Sutherland’s passion for empowering teams through efficient project life cycles is apparent, and truly convincing, from the very first pages of the book. The story of his surprising and unconventional career path, described in the first two chapters, not only makes for a pleasant read, but also shows how a single person’s inquisitiveness revolutionized modern-day businesses.
In the first part of the book, Sutherland proves that traditional (waterfall) project management brings about multiple risks and stops businesses from keeping up with the biggest players on the market, most of which had already adapted the agile methodology many years ago. In order to present his case, Sutherland draws the reader’s attention to stories of scrum origins, including his time in the Army. Here, we meet a young man who discovered his fascination for perfecting work on complex tasks in a rather unexpected way – through his daily duties as a pilot flying over a war zone. Focusing on one task at a time, perceiving mistakes as a means of enhancement, and performing after-action review – these are all elements that helped formalize scrum decades later.
Chapters three to eight are of a more precise nature, but not without practical examples derived from Sutherland’s many years of work. Here, among others, we learn what it takes to create a successful team, manage time, determine priorities, and plan deliveries (realistically). We also learn how to create and maintain team satisfaction through project transparency. These fields are all applicable not only to development, but also design teams.
Along with Jake Knapp’s more recent Sprint, Scrum will be useful for UX professionals who might have already worked with agile teams, but never fully understood how sprint scopes are formulated, product priorities evaluated, or how team velocity is being measured for better project predictability.

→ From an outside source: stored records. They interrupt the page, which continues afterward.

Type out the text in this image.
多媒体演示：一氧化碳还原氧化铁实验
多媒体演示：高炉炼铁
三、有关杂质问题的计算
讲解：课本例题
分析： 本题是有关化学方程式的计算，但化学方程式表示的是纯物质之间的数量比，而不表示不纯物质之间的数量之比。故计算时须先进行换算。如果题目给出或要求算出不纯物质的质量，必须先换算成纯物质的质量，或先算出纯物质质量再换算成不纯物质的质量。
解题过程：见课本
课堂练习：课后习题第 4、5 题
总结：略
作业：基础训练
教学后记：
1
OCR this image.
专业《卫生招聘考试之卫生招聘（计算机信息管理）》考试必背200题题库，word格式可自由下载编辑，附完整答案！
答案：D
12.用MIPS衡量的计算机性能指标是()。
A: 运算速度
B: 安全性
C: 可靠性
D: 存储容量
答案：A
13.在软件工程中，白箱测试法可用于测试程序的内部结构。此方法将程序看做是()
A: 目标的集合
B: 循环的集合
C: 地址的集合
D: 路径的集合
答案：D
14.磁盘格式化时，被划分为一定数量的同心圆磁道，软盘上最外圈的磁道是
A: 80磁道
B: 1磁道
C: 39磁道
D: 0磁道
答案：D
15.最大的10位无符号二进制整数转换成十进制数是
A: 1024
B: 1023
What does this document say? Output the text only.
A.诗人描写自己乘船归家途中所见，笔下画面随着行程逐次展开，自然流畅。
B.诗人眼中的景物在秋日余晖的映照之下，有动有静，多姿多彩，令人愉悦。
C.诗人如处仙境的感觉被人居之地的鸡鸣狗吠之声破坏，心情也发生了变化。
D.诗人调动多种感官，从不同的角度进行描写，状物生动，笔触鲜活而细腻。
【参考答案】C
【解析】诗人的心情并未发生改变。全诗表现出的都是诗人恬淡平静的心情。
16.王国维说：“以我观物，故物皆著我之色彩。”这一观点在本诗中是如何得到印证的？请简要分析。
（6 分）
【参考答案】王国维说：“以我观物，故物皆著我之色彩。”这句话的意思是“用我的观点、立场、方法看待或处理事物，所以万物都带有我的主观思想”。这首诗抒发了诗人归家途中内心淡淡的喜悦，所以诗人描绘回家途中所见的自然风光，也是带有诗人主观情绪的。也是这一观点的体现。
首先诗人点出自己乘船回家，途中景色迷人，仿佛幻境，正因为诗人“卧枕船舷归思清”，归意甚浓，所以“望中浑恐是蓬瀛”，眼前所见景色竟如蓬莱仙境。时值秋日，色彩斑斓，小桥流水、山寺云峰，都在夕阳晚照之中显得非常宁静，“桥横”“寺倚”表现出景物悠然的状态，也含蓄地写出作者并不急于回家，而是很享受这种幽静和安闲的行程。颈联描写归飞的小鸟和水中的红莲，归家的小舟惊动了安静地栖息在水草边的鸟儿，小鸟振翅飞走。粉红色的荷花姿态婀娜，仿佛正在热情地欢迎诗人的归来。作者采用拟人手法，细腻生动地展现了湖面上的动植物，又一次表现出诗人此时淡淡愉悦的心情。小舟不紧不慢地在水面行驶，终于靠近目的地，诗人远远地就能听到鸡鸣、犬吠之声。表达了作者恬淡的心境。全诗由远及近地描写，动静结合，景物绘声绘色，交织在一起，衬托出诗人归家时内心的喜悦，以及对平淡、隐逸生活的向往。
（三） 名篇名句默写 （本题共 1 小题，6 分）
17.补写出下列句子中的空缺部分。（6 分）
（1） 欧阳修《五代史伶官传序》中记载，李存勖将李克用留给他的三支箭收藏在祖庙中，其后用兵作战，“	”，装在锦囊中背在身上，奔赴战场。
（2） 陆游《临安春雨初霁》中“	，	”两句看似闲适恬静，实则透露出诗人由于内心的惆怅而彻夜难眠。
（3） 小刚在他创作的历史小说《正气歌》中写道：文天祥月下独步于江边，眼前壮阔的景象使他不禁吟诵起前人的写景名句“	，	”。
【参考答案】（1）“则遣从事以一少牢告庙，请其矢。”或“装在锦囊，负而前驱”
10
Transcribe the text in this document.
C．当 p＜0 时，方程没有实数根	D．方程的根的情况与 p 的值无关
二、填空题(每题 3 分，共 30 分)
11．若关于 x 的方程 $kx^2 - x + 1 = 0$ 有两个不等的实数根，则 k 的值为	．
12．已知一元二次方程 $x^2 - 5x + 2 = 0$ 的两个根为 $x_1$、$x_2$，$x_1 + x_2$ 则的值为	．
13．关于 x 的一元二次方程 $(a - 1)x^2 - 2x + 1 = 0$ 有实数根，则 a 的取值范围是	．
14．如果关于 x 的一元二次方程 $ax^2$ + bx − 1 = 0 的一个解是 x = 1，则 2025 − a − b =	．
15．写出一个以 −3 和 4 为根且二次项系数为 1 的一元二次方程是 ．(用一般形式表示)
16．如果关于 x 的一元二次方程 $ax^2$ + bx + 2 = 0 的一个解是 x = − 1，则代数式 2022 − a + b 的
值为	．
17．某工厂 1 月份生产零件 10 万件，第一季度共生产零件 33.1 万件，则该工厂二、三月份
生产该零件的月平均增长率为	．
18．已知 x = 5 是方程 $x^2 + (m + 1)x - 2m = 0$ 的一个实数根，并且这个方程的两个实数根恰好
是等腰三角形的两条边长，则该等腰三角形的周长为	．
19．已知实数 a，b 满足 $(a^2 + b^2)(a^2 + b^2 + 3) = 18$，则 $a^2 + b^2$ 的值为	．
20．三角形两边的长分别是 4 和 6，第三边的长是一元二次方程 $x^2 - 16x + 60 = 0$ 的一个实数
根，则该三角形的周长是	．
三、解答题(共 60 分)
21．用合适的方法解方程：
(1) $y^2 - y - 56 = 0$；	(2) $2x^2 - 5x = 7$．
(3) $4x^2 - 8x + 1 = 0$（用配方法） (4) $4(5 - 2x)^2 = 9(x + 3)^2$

What makes it an even more valuable read is the author’s emphasis on how widely applicable and versatile scrum really is, even when it comes to non-tech related fields. Sutherland is not solely a “scrum-for-all” theoretician; he brings to our attention multiple case studies from his time in finance, healthcare, and higher education sectors, where scrum prevented unnecessary cost, restored order, or even salvaged whole institutions from bankruptcy.
On a more general level, Scrum may also be treated as a book of empowerment and a guideline for those who seek to become better at planning with each project, but struggle to recognize mistakes as a potential future ally. Given his expertise, Sutherland seems to refer to the old-Greek concept of “panta rei,” where we, as members of modern day teams, must constantly adapt, iterate, and acknowledge change. No project is the same, there are no shared solutions, but there are universal frameworks that can make our work more efficient.
“Two decades ago I was desperate. I needed a new way of thinking about work. And through tons of research and experimentation and looking over past data I realized we all need a new way of organizing human endeavor. (…) I’ve tried to do just that, and now this methodology has become ubiquitous in the first field I applied it to, software development. At giants such as Google, Amazon, and Salesforce.com, and at small start-ups you haven’t heard of yet, this framework has radically shifted how people get things done. (…) Scrum embraces uncertainty and creativity. It places a structure around the learning process, enabling teams to assess both what they’ve created and, just as important, how they created it. The Scrum framework harnesses how teams actually work and gives them the tools to self-organize and rapidly improve both speed and quality of work”.